William then went on to Bowdoin College and, later, Bowdoin Medical School.
After their marriage in 1920, followed by two years assignment at Providence College and Rhode Island General Hospitals, William and Marjorie and Joan moved to Exter, New Hampshire, where he was medical director for one year at Phillips Academy there, then on to Portland, Maine, where he had a successful medical, surgical and later cancer-specialty practice.
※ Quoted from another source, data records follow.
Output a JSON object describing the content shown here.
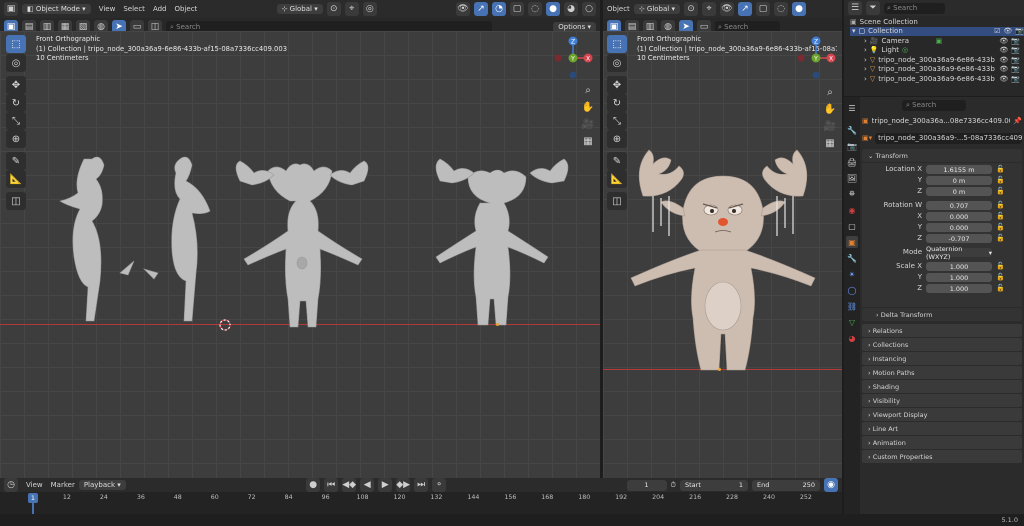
{
  "left_viewport": {
    "header": {
      "mode": "Object Mode",
      "menus": [
        "View",
        "Select",
        "Add",
        "Object"
      ],
      "transform_orientation": "Global",
      "search_placeholder": "Search",
      "options": "Options"
    },
    "overlay": {
      "view_name": "Front Orthographic",
      "collection": "(1) Collection | tripo_node_300a36a9-6e86-433b-af15-08a7336cc409.003",
      "scale": "10 Centimeters"
    }
  },
  "right_viewport": {
    "header": {
      "menu_partial": "Object",
      "transform_orientation": "Global",
      "search_placeholder": "Search"
    },
    "overlay": {
      "view_name": "Front Orthographic",
      "collection": "(1) Collection | tripo_node_300a36a9-6e86-433b-af15-08a7336cc409.003",
      "scale": "10 Centimeters"
    }
  },
  "gizmo": {
    "z": "Z",
    "y": "Y",
    "x": "X"
  },
  "outliner": {
    "search_placeholder": "Search",
    "root": "Scene Collection",
    "collection": "Collection",
    "items": [
      "Camera",
      "Light",
      "tripo_node_300a36a9-6e86-433b",
      "tripo_node_300a36a9-6e86-433b",
      "tripo_node_300a36a9-6e86-433b"
    ]
  },
  "properties": {
    "search_placeholder": "Search",
    "object_name": "tripo_node_300a36a...08e7336cc409.003",
    "data_name": "tripo_node_300a36a9-...5-08a7336cc409.003",
    "transform_label": "Transform",
    "location": {
      "label": "Location X",
      "x": "1.6155 m",
      "y": "0 m",
      "z": "0 m",
      "y_label": "Y",
      "z_label": "Z"
    },
    "rotation": {
      "label": "Rotation W",
      "w": "0.707",
      "x": "0.000",
      "y": "0.000",
      "z": "-0.707",
      "x_label": "X",
      "y_label": "Y",
      "z_label": "Z"
    },
    "mode": {
      "label": "Mode",
      "value": "Quaternion (WXYZ)"
    },
    "scale": {
      "label": "Scale X",
      "x": "1.000",
      "y": "1.000",
      "z": "1.000",
      "y_label": "Y",
      "z_label": "Z"
    },
    "delta_transform": "Delta Transform",
    "panels": [
      "Relations",
      "Collections",
      "Instancing",
      "Motion Paths",
      "Shading",
      "Visibility",
      "Viewport Display",
      "Line Art",
      "Animation",
      "Custom Properties"
    ]
  },
  "timeline": {
    "menus": [
      "View",
      "Marker",
      "Playback"
    ],
    "current_frame": "1",
    "start_label": "Start",
    "start": "1",
    "end_label": "End",
    "end": "250",
    "ruler": [
      "1",
      "12",
      "24",
      "36",
      "48",
      "60",
      "72",
      "84",
      "96",
      "108",
      "120",
      "132",
      "144",
      "156",
      "168",
      "180",
      "192",
      "204",
      "216",
      "228",
      "240",
      "252"
    ],
    "playhead": "1"
  },
  "status_bar": {
    "version": "5.1.0"
  },
  "colors": {
    "accent": "#4772b3",
    "x_axis": "#d6454f",
    "y_axis": "#6ca32d",
    "z_axis": "#3f7fd8",
    "floor_line": "#b23a3a"
  }
}
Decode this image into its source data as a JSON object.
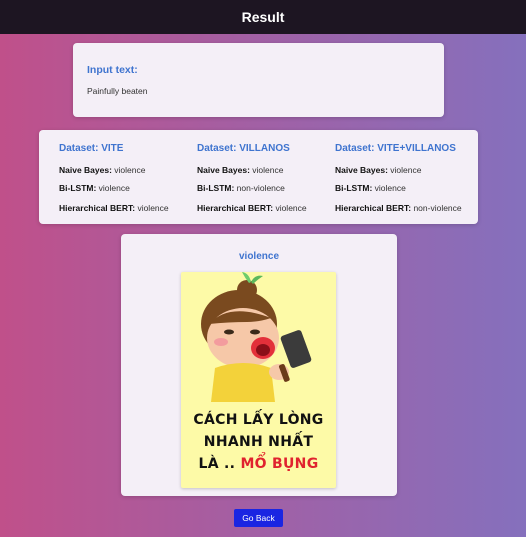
{
  "header": {
    "title": "Result"
  },
  "input": {
    "label": "Input text:",
    "value": "Painfully beaten"
  },
  "results": [
    {
      "dataset": "Dataset: VITE",
      "rows": [
        {
          "model": "Naive Bayes:",
          "prediction": "violence"
        },
        {
          "model": "Bi-LSTM:",
          "prediction": "violence"
        },
        {
          "model": "Hierarchical BERT:",
          "prediction": "violence"
        }
      ]
    },
    {
      "dataset": "Dataset: VILLANOS",
      "rows": [
        {
          "model": "Naive Bayes:",
          "prediction": "violence"
        },
        {
          "model": "Bi-LSTM:",
          "prediction": "non-violence"
        },
        {
          "model": "Hierarchical BERT:",
          "prediction": "violence"
        }
      ]
    },
    {
      "dataset": "Dataset: VITE+VILLANOS",
      "rows": [
        {
          "model": "Naive Bayes:",
          "prediction": "violence"
        },
        {
          "model": "Bi-LSTM:",
          "prediction": "violence"
        },
        {
          "model": "Hierarchical BERT:",
          "prediction": "non-violence"
        }
      ]
    }
  ],
  "prediction_card": {
    "label": "violence",
    "image": {
      "line1": "CÁCH LẤY LÒNG",
      "line2": "NHANH NHẤT",
      "line3_prefix": "LÀ .. ",
      "line3_highlight": "MỔ BỤNG"
    }
  },
  "actions": {
    "go_back": "Go Back"
  },
  "colors": {
    "accent": "#3f74cf",
    "button": "#1a25e2",
    "topbar": "#1d1522",
    "card": "#f4eff7",
    "meme_bg": "#fdfaa7",
    "meme_highlight": "#e0232e"
  }
}
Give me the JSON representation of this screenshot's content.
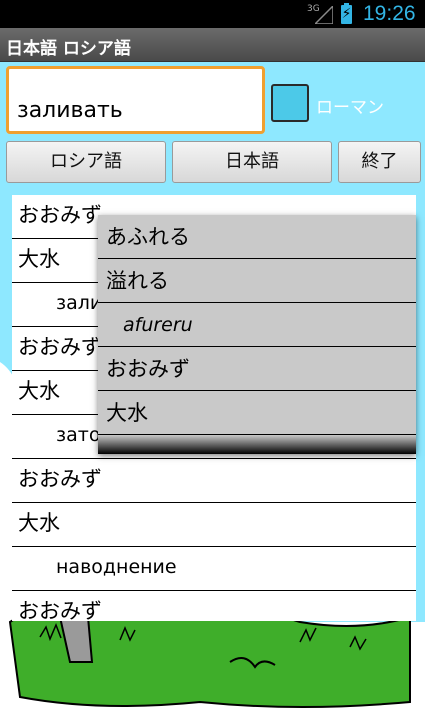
{
  "status_bar": {
    "network": "3G",
    "time": "19:26"
  },
  "title_bar": {
    "title": "日本語 ロシア語"
  },
  "search": {
    "value": "заливать"
  },
  "romaji_option": {
    "label": "ローマン",
    "checked": false
  },
  "buttons": {
    "russian": "ロシア語",
    "japanese": "日本語",
    "exit": "終了"
  },
  "results": [
    {
      "text": "おおみず",
      "indent": false
    },
    {
      "text": "大水",
      "indent": false
    },
    {
      "text": "заливать",
      "indent": true
    },
    {
      "text": "おおみず",
      "indent": false
    },
    {
      "text": "大水",
      "indent": false
    },
    {
      "text": "затопление",
      "indent": true
    },
    {
      "text": "おおみず",
      "indent": false
    },
    {
      "text": "大水",
      "indent": false
    },
    {
      "text": "наводнение",
      "indent": true
    },
    {
      "text": "おおみず",
      "indent": false
    }
  ],
  "popup": [
    {
      "text": "あふれる",
      "roman": false
    },
    {
      "text": "溢れる",
      "roman": false
    },
    {
      "text": "afureru",
      "roman": true
    },
    {
      "text": "おおみず",
      "roman": false
    },
    {
      "text": "大水",
      "roman": false
    }
  ],
  "colors": {
    "accent": "#33b5e5",
    "sky": "#8ee8ff",
    "grass": "#3fae2a",
    "focus": "#f0a030"
  }
}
William's "main object seemed to be, ever since college, to keep faith -- faith with himself and then with those others for whose lives and welfare he was responsible.... He touched many lives with this attitude, I think, and at his funeral with the flag flying at half-staff on City Hall, the minister said to a packed State Street Church, 'This man was above all, a man of faith, going through this city helping and healing thousands of people and keeping their secrets safely. He was truly a faithful man, a man of responsibility.'"
His wife, Marjorie, pronounced the most appropriate epitaph for William when she said "Bill liked people, and people liked him right back."
One of William's schoolmates, Charlotte Morse Fillebrown, wrote a weekly column, "Waterford Echoes," for the Norway, Maine, newspaper, "Advertiser-Democrat." In her 3 June 1955 column, she paid tribute to William by saying "How many of us there are who owe our lives to him, and who now feel a deep loss. I could not begin to tell you of how much he has meant to this family... He was not only our Dr. Bill, but our friend.... One morninmg as I thought of him, his kindness, his friendliness, and above all his skill as a surgeon, I wrote these few lines:
It was a hot morning in August
When they took me up to the room
I wondered if I'll ever return
And my heart was filled with gloom.
My surgeon was ready and waiting
And when he stood by me there,
I thought he had the kindest face
That I'd seen anywhere.
He was so calm, so serene
That he made me feel so, too,
And I knew that God and he together
Would make my body new.
Today I am home and happy
And I thank God every day
For men like my beloved surgeon
May God bless and keep him always.
Marjorie was a schoolteacher at Portland High School, teaching English and German. She was also an accomplished pianist and singer. She had graduated from Colby College, and later became a trustee of Colby College as well as serving on the boards of many Maine organizations. She and William had met while he was a student at Bridgton Academy and she was still in pig-tails. Her mother, Sarah, was the director of the school orchestra and William played the cornet.